Honestly, in many matters, an important approach to understanding and changing reality is through a bit of humor/tragedy. Mr. Khaddam was asked about the conflict within the Ba’ath Party or, to be more precise, the power that covers itself with the Ba’ath, along with the Muslim Brotherhood. The results were disastrous for the Syrian people, especially the way the power imposed a sectarian aspect on this conflict. Some leaders of the Muslim Brotherhood helped in that through their practices and some violent acts they carried out. The authority helped in solidifying sectarian and tribal backward sentiments in society to keep itself as the oppressive, stealing, and tyrannical authority.
Now, is there a return of an alliance between the Ba’ath and the Muslim Brotherhood that brings back Syria’s civil face? What encourages this is the deep review carried out by the group’s leaders, both individually through their writings and at the party level through the documents representing their opinions after reviewing their experience. They envision a real civil future for Syria and hope for a broader, genuine democratic alliance in Syria through the National Salvation Front.

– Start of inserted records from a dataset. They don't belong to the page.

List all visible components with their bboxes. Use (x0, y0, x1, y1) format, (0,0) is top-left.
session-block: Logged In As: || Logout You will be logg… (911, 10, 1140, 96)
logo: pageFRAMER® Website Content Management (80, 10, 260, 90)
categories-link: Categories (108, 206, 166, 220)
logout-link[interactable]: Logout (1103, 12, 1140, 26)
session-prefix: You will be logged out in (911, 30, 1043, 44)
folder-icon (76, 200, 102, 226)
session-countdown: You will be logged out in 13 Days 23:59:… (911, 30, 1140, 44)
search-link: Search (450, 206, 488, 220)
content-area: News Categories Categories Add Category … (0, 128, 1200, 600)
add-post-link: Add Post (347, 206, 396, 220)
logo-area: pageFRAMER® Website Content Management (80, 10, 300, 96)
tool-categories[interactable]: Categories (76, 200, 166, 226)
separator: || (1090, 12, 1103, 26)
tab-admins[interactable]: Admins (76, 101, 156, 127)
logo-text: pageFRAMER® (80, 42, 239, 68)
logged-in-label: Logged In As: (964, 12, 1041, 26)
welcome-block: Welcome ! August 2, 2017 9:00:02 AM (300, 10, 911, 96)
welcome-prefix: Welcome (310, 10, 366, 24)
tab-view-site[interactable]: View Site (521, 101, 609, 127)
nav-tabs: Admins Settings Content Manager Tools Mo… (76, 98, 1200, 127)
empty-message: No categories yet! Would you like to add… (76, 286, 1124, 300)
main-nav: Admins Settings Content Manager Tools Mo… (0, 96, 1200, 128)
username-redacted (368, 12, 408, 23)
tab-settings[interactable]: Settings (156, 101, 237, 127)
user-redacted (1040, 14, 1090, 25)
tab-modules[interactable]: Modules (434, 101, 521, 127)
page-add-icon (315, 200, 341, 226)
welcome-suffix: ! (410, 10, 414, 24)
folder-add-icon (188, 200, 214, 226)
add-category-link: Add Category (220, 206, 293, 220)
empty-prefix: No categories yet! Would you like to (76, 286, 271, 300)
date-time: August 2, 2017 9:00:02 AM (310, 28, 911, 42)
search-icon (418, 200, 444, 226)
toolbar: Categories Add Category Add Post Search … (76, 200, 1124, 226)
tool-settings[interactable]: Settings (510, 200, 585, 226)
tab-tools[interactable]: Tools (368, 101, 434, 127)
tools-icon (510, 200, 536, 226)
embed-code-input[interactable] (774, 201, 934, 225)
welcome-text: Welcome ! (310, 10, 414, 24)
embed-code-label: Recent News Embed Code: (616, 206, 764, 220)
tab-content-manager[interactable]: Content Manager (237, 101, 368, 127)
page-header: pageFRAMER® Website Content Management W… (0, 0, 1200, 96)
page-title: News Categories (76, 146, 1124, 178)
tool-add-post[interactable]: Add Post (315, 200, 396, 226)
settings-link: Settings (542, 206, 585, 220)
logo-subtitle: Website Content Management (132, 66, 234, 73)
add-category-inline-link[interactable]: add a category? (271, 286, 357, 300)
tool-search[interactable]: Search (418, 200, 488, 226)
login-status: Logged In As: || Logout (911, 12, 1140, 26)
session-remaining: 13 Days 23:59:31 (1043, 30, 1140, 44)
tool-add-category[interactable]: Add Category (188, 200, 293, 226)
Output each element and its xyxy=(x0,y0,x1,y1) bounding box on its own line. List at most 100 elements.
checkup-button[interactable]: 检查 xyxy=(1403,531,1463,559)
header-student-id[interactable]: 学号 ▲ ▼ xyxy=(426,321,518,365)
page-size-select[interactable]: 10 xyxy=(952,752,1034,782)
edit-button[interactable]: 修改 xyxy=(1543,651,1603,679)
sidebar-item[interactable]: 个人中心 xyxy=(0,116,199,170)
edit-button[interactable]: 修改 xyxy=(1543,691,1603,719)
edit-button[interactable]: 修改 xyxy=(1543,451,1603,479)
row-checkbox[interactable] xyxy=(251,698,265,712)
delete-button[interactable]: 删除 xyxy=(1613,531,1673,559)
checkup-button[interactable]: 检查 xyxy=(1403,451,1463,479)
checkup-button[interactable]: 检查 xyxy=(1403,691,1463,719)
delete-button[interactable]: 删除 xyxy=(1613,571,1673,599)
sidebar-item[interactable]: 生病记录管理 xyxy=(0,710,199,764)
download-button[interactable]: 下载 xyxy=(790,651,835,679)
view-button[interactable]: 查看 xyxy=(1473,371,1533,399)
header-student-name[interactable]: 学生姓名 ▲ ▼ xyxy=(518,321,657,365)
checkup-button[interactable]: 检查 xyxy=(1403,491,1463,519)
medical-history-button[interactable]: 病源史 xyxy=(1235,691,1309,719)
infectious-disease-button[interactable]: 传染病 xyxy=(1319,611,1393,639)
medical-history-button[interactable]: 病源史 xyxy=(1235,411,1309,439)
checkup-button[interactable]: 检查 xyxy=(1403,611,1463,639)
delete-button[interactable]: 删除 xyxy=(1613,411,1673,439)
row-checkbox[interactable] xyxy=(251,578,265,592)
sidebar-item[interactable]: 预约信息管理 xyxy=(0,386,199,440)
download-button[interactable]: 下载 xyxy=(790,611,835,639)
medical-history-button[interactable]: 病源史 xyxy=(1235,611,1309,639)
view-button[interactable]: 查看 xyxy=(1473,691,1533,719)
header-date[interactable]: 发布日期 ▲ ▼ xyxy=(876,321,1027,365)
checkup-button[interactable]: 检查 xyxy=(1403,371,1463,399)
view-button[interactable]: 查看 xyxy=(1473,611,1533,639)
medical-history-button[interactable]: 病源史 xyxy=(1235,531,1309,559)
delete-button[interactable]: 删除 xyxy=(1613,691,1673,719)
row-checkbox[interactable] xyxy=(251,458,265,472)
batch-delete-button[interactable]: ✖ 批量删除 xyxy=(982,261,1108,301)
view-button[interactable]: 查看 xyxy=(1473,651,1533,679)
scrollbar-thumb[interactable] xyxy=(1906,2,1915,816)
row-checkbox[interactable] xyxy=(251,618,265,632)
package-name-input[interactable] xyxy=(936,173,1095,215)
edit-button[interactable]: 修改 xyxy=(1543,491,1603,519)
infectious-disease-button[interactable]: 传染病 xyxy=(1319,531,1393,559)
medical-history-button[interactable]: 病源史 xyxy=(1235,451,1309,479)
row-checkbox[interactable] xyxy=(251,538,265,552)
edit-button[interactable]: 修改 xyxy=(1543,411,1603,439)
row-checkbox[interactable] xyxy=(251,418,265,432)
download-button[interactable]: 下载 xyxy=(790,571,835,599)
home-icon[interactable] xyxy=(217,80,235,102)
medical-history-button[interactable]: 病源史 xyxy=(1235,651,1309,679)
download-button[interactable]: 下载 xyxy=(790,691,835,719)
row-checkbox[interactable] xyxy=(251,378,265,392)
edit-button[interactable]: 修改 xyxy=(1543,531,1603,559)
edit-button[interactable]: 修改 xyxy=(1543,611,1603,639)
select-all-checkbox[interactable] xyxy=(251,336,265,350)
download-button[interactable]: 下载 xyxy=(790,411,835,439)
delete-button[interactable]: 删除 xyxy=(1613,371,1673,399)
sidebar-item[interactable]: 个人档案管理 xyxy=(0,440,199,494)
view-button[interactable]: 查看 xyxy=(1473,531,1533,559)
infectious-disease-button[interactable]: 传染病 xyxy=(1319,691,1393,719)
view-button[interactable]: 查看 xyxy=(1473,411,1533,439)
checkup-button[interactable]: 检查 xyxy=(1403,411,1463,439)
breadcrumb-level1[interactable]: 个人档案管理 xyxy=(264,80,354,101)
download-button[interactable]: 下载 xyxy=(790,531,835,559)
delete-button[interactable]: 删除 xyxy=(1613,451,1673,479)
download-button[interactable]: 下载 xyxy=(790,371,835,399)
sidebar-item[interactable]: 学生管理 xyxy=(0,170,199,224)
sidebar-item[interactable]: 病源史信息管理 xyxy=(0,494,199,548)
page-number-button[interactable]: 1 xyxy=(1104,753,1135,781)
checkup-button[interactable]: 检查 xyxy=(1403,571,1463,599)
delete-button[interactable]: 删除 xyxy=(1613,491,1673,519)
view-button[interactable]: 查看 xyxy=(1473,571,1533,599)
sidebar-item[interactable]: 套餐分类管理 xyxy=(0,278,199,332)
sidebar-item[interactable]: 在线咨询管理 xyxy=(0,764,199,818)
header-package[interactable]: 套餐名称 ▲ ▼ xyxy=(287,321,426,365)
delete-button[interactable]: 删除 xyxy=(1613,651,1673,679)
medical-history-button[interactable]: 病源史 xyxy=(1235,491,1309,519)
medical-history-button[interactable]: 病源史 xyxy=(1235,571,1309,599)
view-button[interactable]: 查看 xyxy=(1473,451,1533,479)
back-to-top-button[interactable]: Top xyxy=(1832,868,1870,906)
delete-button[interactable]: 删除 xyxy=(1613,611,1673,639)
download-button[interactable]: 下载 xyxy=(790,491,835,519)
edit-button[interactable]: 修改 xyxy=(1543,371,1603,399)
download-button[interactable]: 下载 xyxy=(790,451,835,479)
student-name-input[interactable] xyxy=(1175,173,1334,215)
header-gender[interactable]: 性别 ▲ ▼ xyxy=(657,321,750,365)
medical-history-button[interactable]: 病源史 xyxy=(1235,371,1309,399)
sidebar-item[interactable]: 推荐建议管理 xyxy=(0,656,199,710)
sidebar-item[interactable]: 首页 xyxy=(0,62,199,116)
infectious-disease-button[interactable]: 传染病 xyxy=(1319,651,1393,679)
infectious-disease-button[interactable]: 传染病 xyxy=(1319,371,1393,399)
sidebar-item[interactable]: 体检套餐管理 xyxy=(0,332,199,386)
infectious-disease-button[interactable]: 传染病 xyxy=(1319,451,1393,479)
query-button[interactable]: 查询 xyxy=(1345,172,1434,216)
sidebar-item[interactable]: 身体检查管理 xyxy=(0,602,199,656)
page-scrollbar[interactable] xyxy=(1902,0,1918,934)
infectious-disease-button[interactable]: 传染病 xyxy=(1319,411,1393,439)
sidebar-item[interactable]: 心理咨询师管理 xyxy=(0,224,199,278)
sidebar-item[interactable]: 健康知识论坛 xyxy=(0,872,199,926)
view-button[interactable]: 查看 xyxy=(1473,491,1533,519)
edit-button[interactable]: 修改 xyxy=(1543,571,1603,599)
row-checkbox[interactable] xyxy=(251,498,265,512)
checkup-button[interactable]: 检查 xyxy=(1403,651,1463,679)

I also sensed from Mr. Khaddam a seriousness in reviewing his experience in power on the grounds of democratic awareness. This review, with all the courage required to confront oneself, is also needed by the Syrian citizen regardless of how this review will be conducted and separate from the statements of some opposition leaders calling on Mr. Khaddam to apologize for his past. It should aim to communicate this review to the Syrian citizen.
Speaking from the perspective of an observer, and perhaps more concerned about this matter than others, I want to emphasize that Mr. Abdul Halim Khaddam does not need support from the opposition from a material perspective. Also, in the event he returns to power, he does not intend to pass it on to any of his sons because they are outside this context.
So, what prompted him to join the Syrian opposition and form a serious and genuine nucleus that can carry a real democratic project?
I believe that this question needs to be answered repeatedly, especially since there are forces accusing this new alliance of exclusion and levying many charges against it. There is traditional internal opposition that rejected this coalition and insists on excluding Mr. Khaddam from the honor of turning into a Syrian opposition figure. Why this insistence is indeed a striking determination by some opposition figures. There is also another opposition accusing this front of exclusion, such as the Reform Party in Washington and other opposition groups inside and outside the country. Some forces that wanted to be informed about it at the Brussels conference and participate in its preparation registered their reservations and comments.
A Syrian opposition figure currently in France sent me a message saying, “I hope first that Mr. Abdul Halim Khaddam will be open to many questions that will be directed to him, not with the intention of harm but for clarification. Fifteen years ago, when asked about the Syrian opposition, Mr. Abdul Halim Khaddam answered: it is the opposition of the Champs-Élysées. Why doesn’t it return to Syria if it is a serious opposition?” The sender continues, “Now, since that date, we are moving freely, but Mr. Abdul Halim Khaddam is moving in the Champs-Élysées according to a calculated security movement due to fear for his life. This is painful for him and his family. That’s why he asked me, if I have the opportunity, to ask Mr. Abdul Halim Khaddam about this matter, and I hope Mr. Khaddam will answer it if he reads this text. Because Damascus is eagerly awaiting many answers.”